Because of their immoral and illegal actions, the Red Ants face widespread denunciation. But the condemnation of the Red Ants by human rights groups and local communities alike has done little to curtail evictions or achieve justice. In 2019, the Red Ants’s right to operate was briefly suspended by a private security regulatory body after an especially violent spate of evictions in which community members were killed. After legal appeals, however, the suspension was lifted and the Red Ants were back in informal settlements, operating with the same impunity and violence. A Red Ants press release contends that “the persistent media attention is at times born out of a sheer misunderstanding and sensationalism of lawful evictions, which are part of the South African law, especially those happening in our townships and previously disadvantaged areas.” Additionally, they explain that they are committed to corporate social responsibility: They hand out food parcels to orphanages, child-headed households, and others in need. Behind this front, however, the company profits from its reputation for brutality. Paradoxically, the people who carry out the physical demolitions are themselves often from the kinds of communities they end up destroying.
Certainly, the Red Ants must be held accountable. At the same time, the real outrage for these abuses must be directed towards the government officials who order the demolitions, disregard the Constitution, fail in their duty to provide access to adequate housing, and endow upon a private company the blame for faults of its own. Unsurprisingly though, both the Red Ants and the South African government have yet to accept responsibility for this issue. In fact, Red Ants’s CEO Johan Bosch blames the press and argues that “our work is only evictions. We do the ones that nobody else wants to do—that is why we end up in the hot seat all the time.” Former Johannesburg mayor Herman Mashaba alleged that Red Ant demolitions in 2019 took place without authorization from the city, placing blame on the company alone.

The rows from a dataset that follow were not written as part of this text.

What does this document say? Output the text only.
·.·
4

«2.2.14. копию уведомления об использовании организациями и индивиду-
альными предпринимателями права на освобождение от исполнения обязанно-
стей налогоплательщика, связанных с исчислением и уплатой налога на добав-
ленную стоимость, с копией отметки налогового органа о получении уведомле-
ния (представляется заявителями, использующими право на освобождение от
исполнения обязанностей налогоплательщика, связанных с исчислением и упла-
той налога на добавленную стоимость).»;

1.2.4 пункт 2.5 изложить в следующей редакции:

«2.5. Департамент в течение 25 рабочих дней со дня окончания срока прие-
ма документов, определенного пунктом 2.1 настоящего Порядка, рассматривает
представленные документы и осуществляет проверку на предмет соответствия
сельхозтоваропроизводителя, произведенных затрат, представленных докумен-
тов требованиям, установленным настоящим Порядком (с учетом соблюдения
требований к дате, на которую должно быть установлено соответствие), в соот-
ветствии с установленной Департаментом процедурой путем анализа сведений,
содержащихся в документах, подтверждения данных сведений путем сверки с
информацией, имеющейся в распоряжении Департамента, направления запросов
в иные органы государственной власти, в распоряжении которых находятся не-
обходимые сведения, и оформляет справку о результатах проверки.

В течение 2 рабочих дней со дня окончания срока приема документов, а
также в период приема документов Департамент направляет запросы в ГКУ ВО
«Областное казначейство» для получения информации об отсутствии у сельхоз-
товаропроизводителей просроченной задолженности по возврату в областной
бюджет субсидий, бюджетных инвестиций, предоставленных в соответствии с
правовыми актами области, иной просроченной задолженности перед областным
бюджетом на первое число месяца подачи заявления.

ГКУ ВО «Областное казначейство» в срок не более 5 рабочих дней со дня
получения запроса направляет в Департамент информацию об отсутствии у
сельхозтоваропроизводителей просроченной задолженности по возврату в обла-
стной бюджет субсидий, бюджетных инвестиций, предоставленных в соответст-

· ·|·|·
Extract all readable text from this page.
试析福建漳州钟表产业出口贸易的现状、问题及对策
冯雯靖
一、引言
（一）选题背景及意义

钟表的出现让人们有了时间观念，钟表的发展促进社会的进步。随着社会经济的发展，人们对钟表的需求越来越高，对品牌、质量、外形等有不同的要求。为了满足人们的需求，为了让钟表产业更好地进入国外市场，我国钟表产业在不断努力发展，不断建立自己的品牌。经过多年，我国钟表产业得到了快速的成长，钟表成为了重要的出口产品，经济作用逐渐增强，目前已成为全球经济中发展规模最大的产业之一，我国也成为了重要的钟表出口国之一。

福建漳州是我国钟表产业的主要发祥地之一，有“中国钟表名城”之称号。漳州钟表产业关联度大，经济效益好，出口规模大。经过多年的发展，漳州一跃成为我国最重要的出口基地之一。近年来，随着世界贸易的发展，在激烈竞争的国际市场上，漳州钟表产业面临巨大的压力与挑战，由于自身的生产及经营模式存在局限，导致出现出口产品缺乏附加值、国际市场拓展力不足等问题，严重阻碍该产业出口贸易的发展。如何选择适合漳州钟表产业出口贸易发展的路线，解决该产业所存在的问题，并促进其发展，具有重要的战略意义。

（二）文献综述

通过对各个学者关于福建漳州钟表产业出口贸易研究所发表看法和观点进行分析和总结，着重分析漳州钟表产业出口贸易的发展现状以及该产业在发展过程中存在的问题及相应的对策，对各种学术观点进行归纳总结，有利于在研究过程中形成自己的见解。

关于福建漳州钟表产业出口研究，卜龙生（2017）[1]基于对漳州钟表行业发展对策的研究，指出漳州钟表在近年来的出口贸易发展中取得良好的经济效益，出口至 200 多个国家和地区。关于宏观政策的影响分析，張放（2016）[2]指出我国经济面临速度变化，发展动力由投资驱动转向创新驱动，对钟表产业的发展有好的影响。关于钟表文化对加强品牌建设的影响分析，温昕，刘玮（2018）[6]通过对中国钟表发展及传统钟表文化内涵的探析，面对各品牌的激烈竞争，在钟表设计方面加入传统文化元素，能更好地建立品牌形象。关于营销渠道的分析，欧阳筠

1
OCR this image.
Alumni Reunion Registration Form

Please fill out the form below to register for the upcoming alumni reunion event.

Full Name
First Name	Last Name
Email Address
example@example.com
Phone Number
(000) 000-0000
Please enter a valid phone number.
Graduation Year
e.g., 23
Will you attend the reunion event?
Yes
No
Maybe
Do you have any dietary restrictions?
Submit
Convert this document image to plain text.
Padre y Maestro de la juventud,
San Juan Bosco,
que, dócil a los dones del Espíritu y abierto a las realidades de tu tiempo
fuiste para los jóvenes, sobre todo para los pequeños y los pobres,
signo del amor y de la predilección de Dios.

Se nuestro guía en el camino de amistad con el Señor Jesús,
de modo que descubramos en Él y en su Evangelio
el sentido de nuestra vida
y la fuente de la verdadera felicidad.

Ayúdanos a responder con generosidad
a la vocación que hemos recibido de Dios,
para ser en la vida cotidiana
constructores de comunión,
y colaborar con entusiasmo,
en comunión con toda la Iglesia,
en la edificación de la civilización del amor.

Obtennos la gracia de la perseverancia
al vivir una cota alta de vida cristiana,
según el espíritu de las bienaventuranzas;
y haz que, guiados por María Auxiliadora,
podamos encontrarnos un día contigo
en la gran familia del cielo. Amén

In the aftermath of the demolitions that rendered Mathebulo and his community homeless, current Johannesburg mayor Geoff Makhubo maintains that the fault lies with criminal syndicates who illegally invade land and sell plots to residents. He insists that the houses were unoccupied, claiming that “there were no evictions. We were doing a counter land invasion operation.”
The subcontracting of a private company to carry out brutal evictions against a vulnerable population raises troubling questions about the morality and legitimacy of the South African government. Mass evictions, especially those that are unlawful, undermine human dignity and achieve little. Meanwhile, their underlying causes, like land and housing inequalities, persist. Considering the historical context of demolitions, South Africa’s government needs to reckon with the way they treat the nation’s most vulnerable population. Until then, the state will continue to direct the Red Ants to flatten the homes of Rogers Mathebulo’s innocent counterparts.